FIG. 5 shows an am#21 formed into a spiral shape with a one-third pitch, and the inner peripheral edge 22. Outer periphery 23 that is almost in contact with the fuselage C. It has a hole 25 for penetrating and supporting the pipe P, and two edges 24 are provided with projecting edges 27 having attachment holes 26. The projecting edge 27 is the plate member 2
1/3 of the thickness, and these are overlapped [plate member 2 by inserting a rivet or bolt into the mounting hole 26 (C) and tightening] are sequentially connected, and the continuous spiral baffle plate B is the center. formed around an axis S.

In this way, the bonnets E and F are provided on the baffle plate B around the central axis S, and a multi-tubular heat exchanger as shown in FIG. 6 is assembled.

The order of this assembly is arbitrary.

The fluid on the body side flows in from an inlet C1 at one end of the body C, spirals along the baffle plate BK, and flows out from an outlet C2 at the opposite end. The fluid on the pipe side flows in from the inlet E of one bonnet E, flows through some pipes P, reverses at the opposite bonnet F, flows through another pipe P, and flows out from the outlet E2.

In addition, the central axis S may be formed hollow to allow the pipe-side fluid to flow, or the baffle plate B may be formed in double or more layers to form a plurality of flow paths.

Although the plate members forming the baffle plate B are made at one-third pitch or at one-third pitch, it is of course possible to make them at, for example, one-quarter pitch, that is, the length that divides the circumference into four equal parts. . Further, this plate member may be made by casting instead of being made by pressing a metal plate, and in some cases, it may be made of synthetic resin. When plate members are made of synthetic resin, they can be connected to each other with adhesive to form a spiral baffle plate.

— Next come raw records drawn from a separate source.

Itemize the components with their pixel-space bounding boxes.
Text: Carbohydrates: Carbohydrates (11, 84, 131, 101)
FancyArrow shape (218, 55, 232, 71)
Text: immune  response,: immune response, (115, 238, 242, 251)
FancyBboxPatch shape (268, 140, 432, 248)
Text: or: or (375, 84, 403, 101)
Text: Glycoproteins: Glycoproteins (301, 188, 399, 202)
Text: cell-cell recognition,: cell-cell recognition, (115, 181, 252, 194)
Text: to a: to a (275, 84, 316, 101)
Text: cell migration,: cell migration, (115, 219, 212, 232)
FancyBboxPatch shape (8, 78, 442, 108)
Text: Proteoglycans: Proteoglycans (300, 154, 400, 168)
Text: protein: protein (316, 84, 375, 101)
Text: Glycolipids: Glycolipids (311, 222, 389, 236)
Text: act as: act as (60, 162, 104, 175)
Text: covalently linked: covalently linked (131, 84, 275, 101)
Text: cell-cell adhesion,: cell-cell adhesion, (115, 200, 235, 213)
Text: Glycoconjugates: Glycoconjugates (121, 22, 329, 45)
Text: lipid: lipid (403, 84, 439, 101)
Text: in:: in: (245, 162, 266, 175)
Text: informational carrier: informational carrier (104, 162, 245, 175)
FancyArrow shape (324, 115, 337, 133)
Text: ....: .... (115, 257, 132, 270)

As described above, according to the present invention, - a plate member is used which has a length equal to or less than one-third of the pitch and which equally divides the circumference and is bent to form a part of a spiral; Since the inner periphery of the plate is aligned with the outer surface of the central axis and the edges are sequentially connected, a large number of plate members can be easily arranged using the central axis as a guide ruler, making it possible to create an accurate spiral baffle plate. Since a plate member with a length that appropriately divides two circumferences can be easily made by press working or casting, a large heat exchanger with a spiral baffle plate can be manufactured extremely easily. . Also, since the plate member divides the circumference into equal parts,
When these tubes are connected one after another, the holes that support the tubes are aligned on an axis parallel to the central axis, which has the advantage of facilitating the work of inserting and assembling the tubes.

[Brief explanation of drawings]

The drawings show embodiments of the present invention, and FIG. 1 is a front view of a raw material plate for forming a plate member, FIG. 2 is a side view of the plate member, FIG. 3 is a front view thereof, and FIG. 4 FIG. 5 is a perspective view of a different embodiment of the plate member, and FIG. 6 is a longitudinal sectional view showing an example of a heat exchanger manufactured according to the present invention. 11.21...Plate member, 12.22...
...Inner periphery. 14.24...-edge, 5.25... hole, B... baffle plate. C...Body, S...Central axis, P...
···tube. Agent Mutsumi Nozawa Aki (11) Figure 1 Figure 4

Claims (1)

[Claims] A plate member is used, which has a length equal to or less than half of one pitch and equally divides the circumference, has a hole to support the pipe, and is bent to form a part of a spiral. A method for manufacturing a multi-tube heat exchanger, characterized in that a continuous spiral baffle plate is formed around a central axis by sequentially connecting the peripheral edges along the outer surface of the central axis.